Arabulucu, sistematik teknikler uygulayarak, görüşmek ve müzakerelerde bulunmak amacıyla tarafları bir araya getirerek onların birbirlerini anlamalarını ve bu suretle çözümlerini kendilerinin üretmesini ve aralarında iletişim sürecinin kurulmasını sağlamaya çağlayan tarafsız üçüncü kişidir.
Arabulucu, bu süreçte karar veren kişi değildir. Hatta taraflara herhangi bir çözüm de önermez. Taraflar uyuşmazlığı kendileri uzlaşarak çözerler. Arabulucu, tarafların aralarındaki asıl uyuşmazlığı ve menfaatlerini tespit ederek bu konularda tartışmalarını ve çözüm bulmalarını sağlamaya çalışır. Burada taraflar kendi çözümlerini kendileri üretirler ve bunu yaparken birbirlerini anlamaya çalışırlar.
Karşı tarafla aranızda uyuşmazlık çıktıktan ve fakat mahkeme veya tahkime başvurmadan önce arabulucuya gidebileceğiniz gibi mahkemeye dava açtıktan sonra da arabulucuya gidebilirsiniz.

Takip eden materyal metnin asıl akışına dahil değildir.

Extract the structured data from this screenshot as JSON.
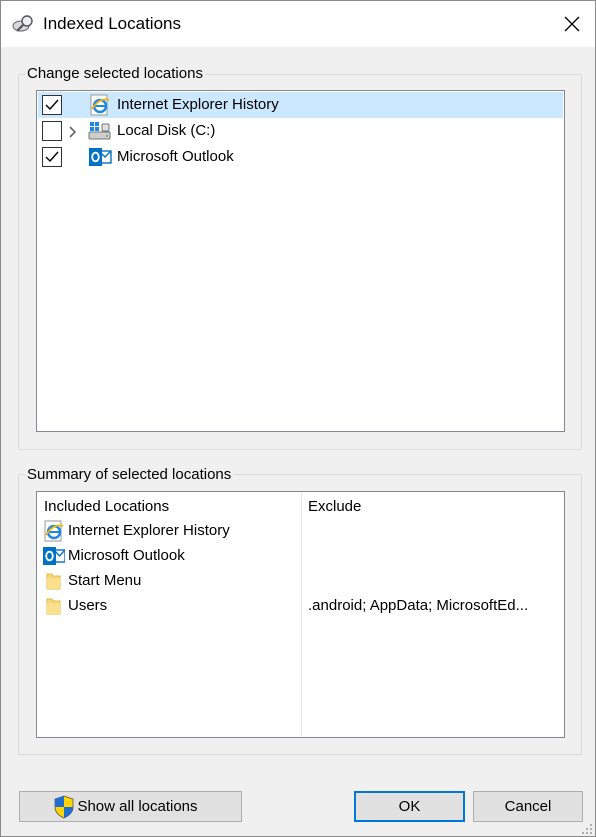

Hayır. Arabuluculuk ancak tarafların serbest iradeleriyle karar verebilecekleri konularda mümkündür. Daha açık bir ifadeyle; kamu düzenini ilgilendirmeyen ve cebri icraya elverişli konularda taraflar arabulucuya gidebilirler. Tarafların sözleşme konusu yapamayacakları konularda örneğin ceza davalarında, nüfus kaydına ilişkin davalarda veya çocukların velayetine ilişkin davalarda arabuluculuk mümkün değildir.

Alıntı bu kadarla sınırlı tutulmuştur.